Fixed-effects estimations

https://lrberge.github.io/fixest/

379 stars 61 forks source link

Identify the sample used in a regression #142

Closed vronizor closed 3 years ago

vronizor commented 3 years ago

Hi @lrberge, thanks a lot for the great package!

Disclaimer: I am new to R and this might be a more general question on regressions in R, sorry if it doesn't belong here.

Coming from Stata, I'm used to the e(sample) command which lets the user identify, post-estimation, the sample used to run the regression. This can be useful to then compute the average of the dependent variable for the control group included in the estimation, for example.

I haven't found a way to do that with fixest. I've tried several proposed solutions but always ended up with a NULL result for an estimation I knew used only part of the full sample.

Is this at all possible? Might it be that the objects returned by lm as given in the links above are not the same as the ones returned by feols?

vronizor commented 3 years ago

Here is a mwe:

library(data.table)
library(fixest)

DT = as.data.table(airquality)

est = feols(Ozone ~ Solar.R + Wind + Temp | Month + Day, 
            DT, cluster = ~Day)
#> NOTE: 42 observations removed because of NA values (LHS: 37, RHS: 7).

# Method 1
DT[, used := TRUE]
DT[na.action(est), used := FALSE]
#> Null data.table (0 rows and 0 cols)

# Method 2
esample = rownames(as.matrix(resid(est)))
DT[esample]
#> Null data.table (0 rows and 0 cols)

^{Created on 2021-05-13 by the reprex package (v2.0.0)}

I noticed the NOTE: 42 observations removed because of NA values (LHS: 37, RHS: 7)., so there might be a way to retrieve that info :)

24thronin commented 3 years ago

Hi vronizor, I am also new to R and I had to do this today. I found the "obsRemoved" entry in the est object returned by feols can be used to retrieve the sample as follows (retrieves all collumns): sample <- DT[-est[["obsRemoved"]],]

or for just a list of rows used it should be sample <- setdiff(1:est[["nobs_origin"]], est[["obsRemoved"]])

vronizor commented 3 years ago

Thanks @24thronin, works perfectly! I need to get used to digging into these post-estimation objects, they are very handy!

lrberge commented 3 years ago

Hi @vronizor, and thanks John for bringing a solution.

I would just add a note of caution: the obsRemoved only considers NA values or obs. removed due to only 0 outcomes in fixed-effects for non linear models (in Poisson for instance). This means that it does not contain observations removed due to: a) the subset argument, b) the split argument, and c) NA/only-0 in multiple estimations (because a very specific delayed treatment is applied).

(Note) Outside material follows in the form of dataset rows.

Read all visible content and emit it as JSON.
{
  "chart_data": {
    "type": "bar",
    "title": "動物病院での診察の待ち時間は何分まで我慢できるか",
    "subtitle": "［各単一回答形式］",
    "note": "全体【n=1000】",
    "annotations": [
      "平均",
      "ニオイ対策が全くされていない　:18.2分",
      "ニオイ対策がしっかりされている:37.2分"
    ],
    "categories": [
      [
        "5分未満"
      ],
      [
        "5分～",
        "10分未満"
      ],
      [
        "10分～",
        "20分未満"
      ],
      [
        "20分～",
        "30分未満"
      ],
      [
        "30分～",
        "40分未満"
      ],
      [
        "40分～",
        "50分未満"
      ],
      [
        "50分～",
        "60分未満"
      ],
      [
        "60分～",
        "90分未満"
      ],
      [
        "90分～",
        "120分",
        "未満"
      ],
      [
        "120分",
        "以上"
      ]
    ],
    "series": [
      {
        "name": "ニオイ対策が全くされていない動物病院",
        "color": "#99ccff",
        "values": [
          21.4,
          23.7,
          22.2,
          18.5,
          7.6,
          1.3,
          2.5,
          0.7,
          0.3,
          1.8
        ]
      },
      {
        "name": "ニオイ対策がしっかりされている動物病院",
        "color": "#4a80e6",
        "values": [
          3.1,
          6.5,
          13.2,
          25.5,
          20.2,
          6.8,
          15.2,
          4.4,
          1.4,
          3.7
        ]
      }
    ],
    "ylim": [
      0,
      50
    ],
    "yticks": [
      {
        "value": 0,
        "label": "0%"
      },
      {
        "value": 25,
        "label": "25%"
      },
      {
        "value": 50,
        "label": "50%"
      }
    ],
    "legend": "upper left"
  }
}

But it should work in most cases. To let you know, in 0.9.0 I'll add the obs() function to get the vector of observations used in the estimation, and it should account for everything.

I'm happy you found a solution and sorry for the delay!

adamaltmejd commented 3 years ago

Was just looking for this -- looking forward to obs() :), will it work even if lean = TRUE?

lrberge commented 3 years ago

@adamaltmejd: of course not! :-D The information is possibly of order n so it is removed.

But in the long run, any command will work even if lean = TRUE, it's only processing time that will be longer.